Predicting the buffering of acid plumes within estuaries

The acid buffering capacity of an estuary is directly proportional to the volume of buffering agents within the system. In areas with limited upstream inflows of buffering agents, the primary buffering agents are sourced from the diffusion of marine constituents. During dry periods the buffering capacity increases with tidal diffusion, whereas buffering decreases following estuarine flushing from high inflows. In acid sulphate soil environments, acidic discharges are generated immediately following rainfall events. Thereby, the diffusion of buffering agents throughout an estuary plays an important role in sustaining biogeochemical processes. Prediction of the transport and buffering dynamics of acidic plumes within estuaries allows severely impacted acid areas to be identified and catchment management strategies developed.To simulate acid transport and tidal buffering processes within an estuary, a numerical model was modified and an acidic buffering module included within the hydrodynamic routine.

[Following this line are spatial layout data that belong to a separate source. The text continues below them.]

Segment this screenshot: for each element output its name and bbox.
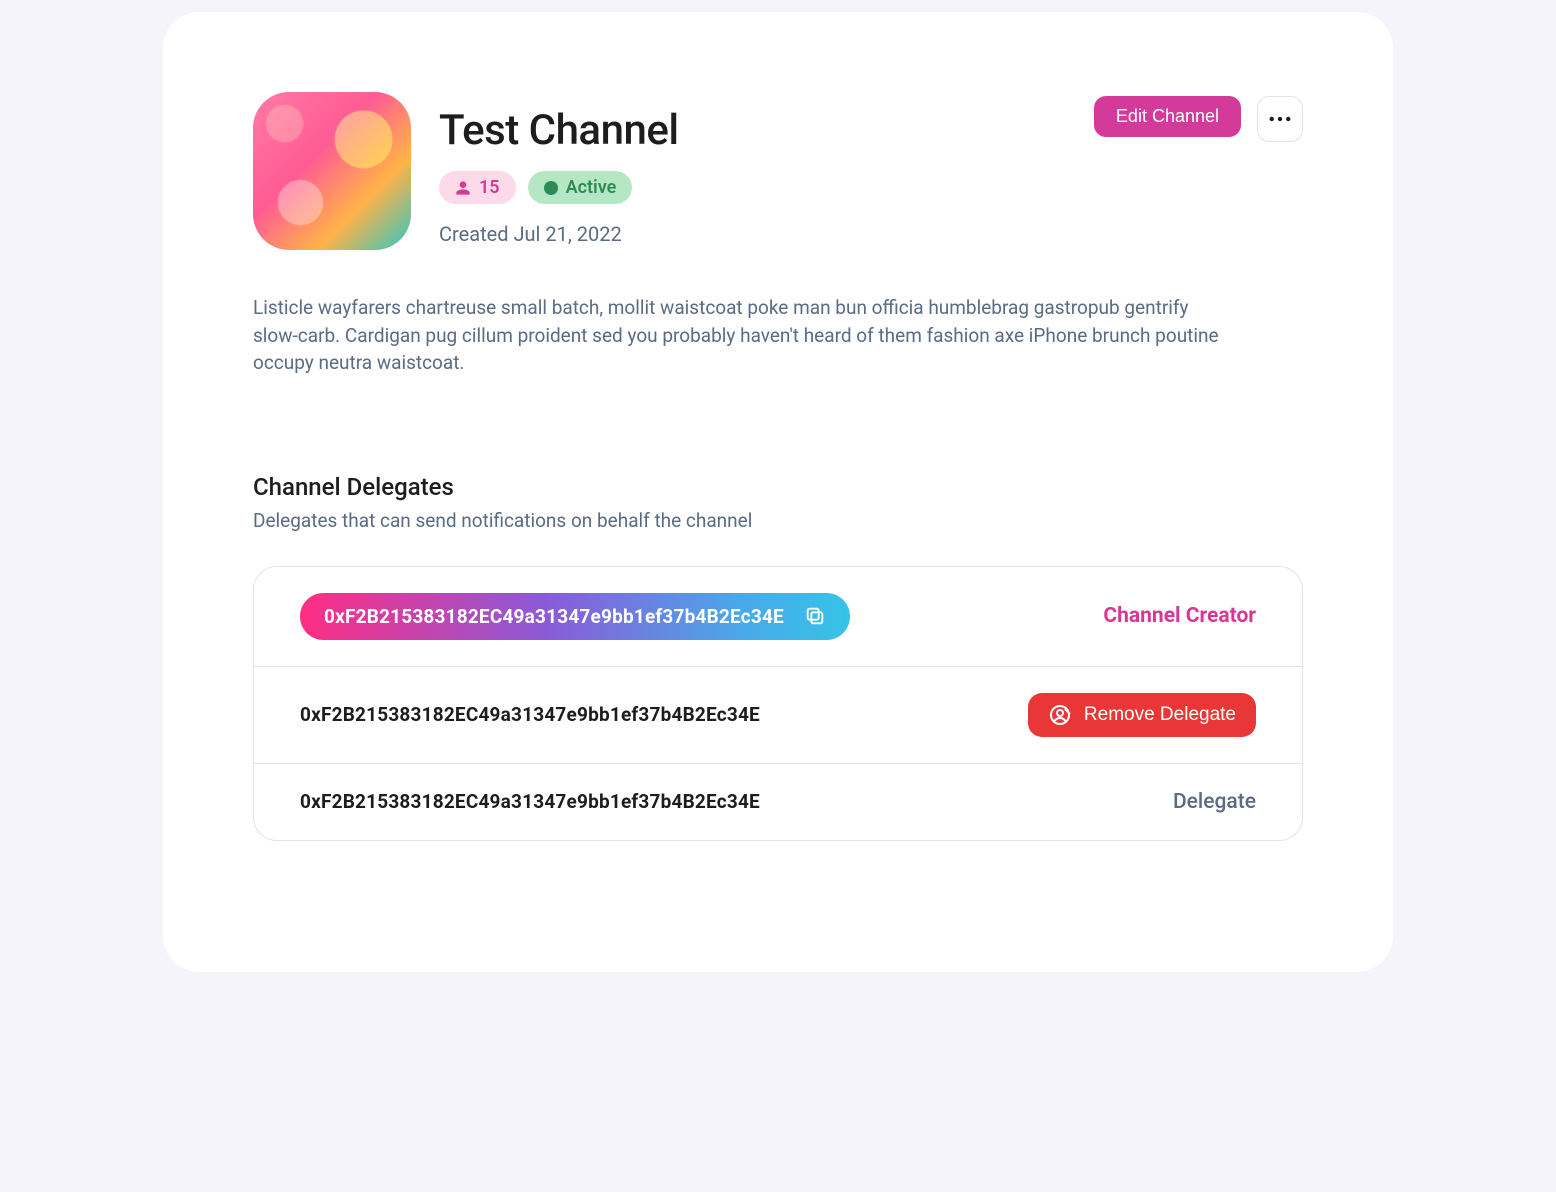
more-options-button[interactable] [1257,96,1303,142]
members-pill: 15 [439,171,516,204]
channel-card: Test Channel 15 Active Created Jul 21, 2… [163,12,1393,972]
channel-title: Test Channel [439,106,1066,155]
delegate-address: 0xF2B215383182EC49a31347e9bb1ef37b4B2Ec3… [300,703,760,726]
ellipsis-icon [1269,116,1291,122]
creator-address-chip: 0xF2B215383182EC49a31347e9bb1ef37b4B2Ec3… [300,593,850,640]
delegate-role-label: Delegate [1173,790,1256,814]
channel-header: Test Channel 15 Active Created Jul 21, 2… [253,92,1303,250]
delegate-address: 0xF2B215383182EC49a31347e9bb1ef37b4B2Ec3… [324,605,784,628]
channel-avatar [253,92,411,250]
status-label: Active [566,177,617,198]
delegate-row: 0xF2B215383182EC49a31347e9bb1ef37b4B2Ec3… [254,666,1302,763]
delegates-section: Channel Delegates Delegates that can sen… [253,473,1303,841]
members-count: 15 [479,177,500,198]
copy-icon [804,605,826,627]
copy-address-button[interactable] [804,605,826,627]
remove-user-icon [1048,703,1072,727]
delegate-row-creator: 0xF2B215383182EC49a31347e9bb1ef37b4B2Ec3… [254,567,1302,666]
channel-description: Listicle wayfarers chartreuse small batc… [253,294,1233,377]
edit-channel-button[interactable]: Edit Channel [1094,96,1241,137]
channel-title-area: Test Channel 15 Active Created Jul 21, 2… [439,92,1066,246]
person-icon [455,180,471,196]
delegates-subheading: Delegates that can send notifications on… [253,509,1303,532]
delegate-role-label: Channel Creator [1103,604,1256,628]
remove-delegate-label: Remove Delegate [1084,704,1236,726]
delegates-list: 0xF2B215383182EC49a31347e9bb1ef37b4B2Ec3… [253,566,1303,841]
channel-meta-pills: 15 Active [439,171,1066,204]
header-actions: Edit Channel [1094,92,1303,142]
delegate-address: 0xF2B215383182EC49a31347e9bb1ef37b4B2Ec3… [300,790,760,813]
remove-delegate-button[interactable]: Remove Delegate [1028,693,1256,737]
created-date: Created Jul 21, 2022 [439,222,1066,246]
status-pill: Active [528,171,633,204]
delegate-row: 0xF2B215383182EC49a31347e9bb1ef37b4B2Ec3… [254,763,1302,840]
delegates-heading: Channel Delegates [253,473,1303,501]
status-dot-icon [544,181,558,195]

An estuarine wide case study was then undertaken to demonstrate the effectiveness of the acid plume module in simulating onsite conditions and the role of buffering versus dilution. Acid discharged from the study domain, located on a tidal barrier estuary in south-eastern Australia, was monitored using fixed and boat mounted instrumentation to track far-field plume behaviour. The acidic plume monitoring results were converted to hydrogen proton concentrations and included within the water quality module to simulate acid buffering with bicarbonate ions diffusing from the marine boundary.The validated model can be applied to single or multi-drain estuary networks to assess possible management options for reducing the impact of acid plume events. This enables the most effective management approach to be identified and assists in prioritising acid sulphate soil sites for remediation. This is particularly useful to natural resource managers in order to assess remediation sites that have the most environmental impact, or can be most effectively buffered, via model scenario tests.